Pavlov’s Peeps
October 26th, 2007 by DamonNo, not his Easter candies, though he was one of their early spokespersons:


Rather, I write of our tendency as humans to be like the famous scientist’s dogs and respond reflexively to a stimulus. Specifically, when cleaning the refrigerator today, I accidentally knocked over a bottle of soy sauce, the cap to which had not been secured by my lovely girlfriend, Katie (to whom I have repeatedly suggested “Cap School,” wherein she and I practice securing the caps on various bottles). The soy sauce spilled onto the kitchen floor and the smell instantly reminded me of…sports cars and leather bucket seats.

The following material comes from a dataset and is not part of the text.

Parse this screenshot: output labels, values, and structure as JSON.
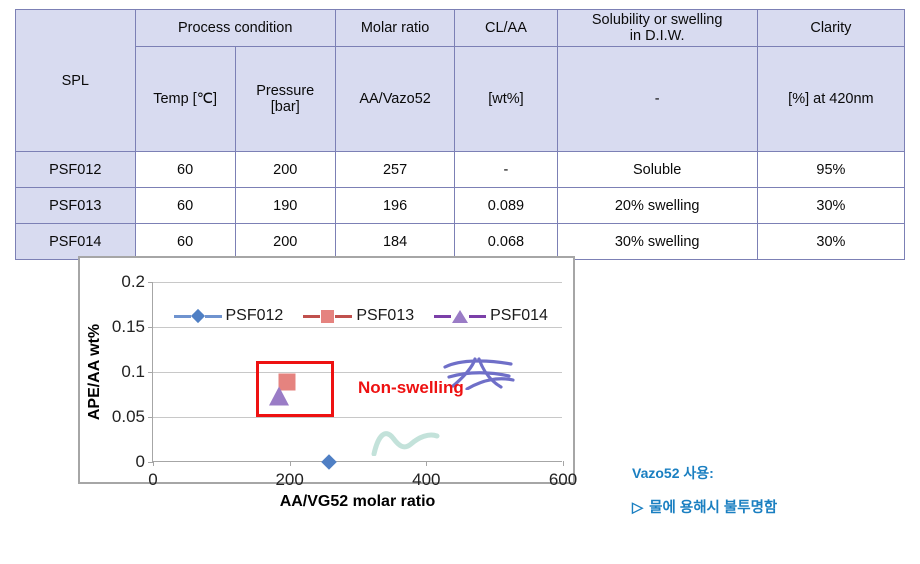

You see, on one trip to the grocery store with my mother when I was around nine years old, she bought me a magazine filled with images of Ferraris, Lamborghinis—basically, all sorts of cars that I thought were really cool. It was in the bag with the other groceries and I couldn’t wait to bring it inside and read it. (I wouldn’t feel that way about a magazine for another few—actually, I didn’t have to wait long.) As I was carrying the groceries inside, I somehow managed to drop the bag, and a bottle of soy sauce shattered, soaking my magazine. I brought the magazine inside, dried it out, and pored over it for the next several months. The sight of a Lamborghini Countach, of leather bucket seats, and the smell of soy sauce are now inseparable to me. If you put me in one of those cars and it smelled like Soy Sauce, I probably wouldn’t give it a second thought.

This kind of conditioning isn’t unusual. I’m sure lots of people, like me, grow hungry at the smell of charcoal and lighter fluid, despite the fact that we wouldn’t want to ingest either.
Funny animals, we humans. Easily fooled.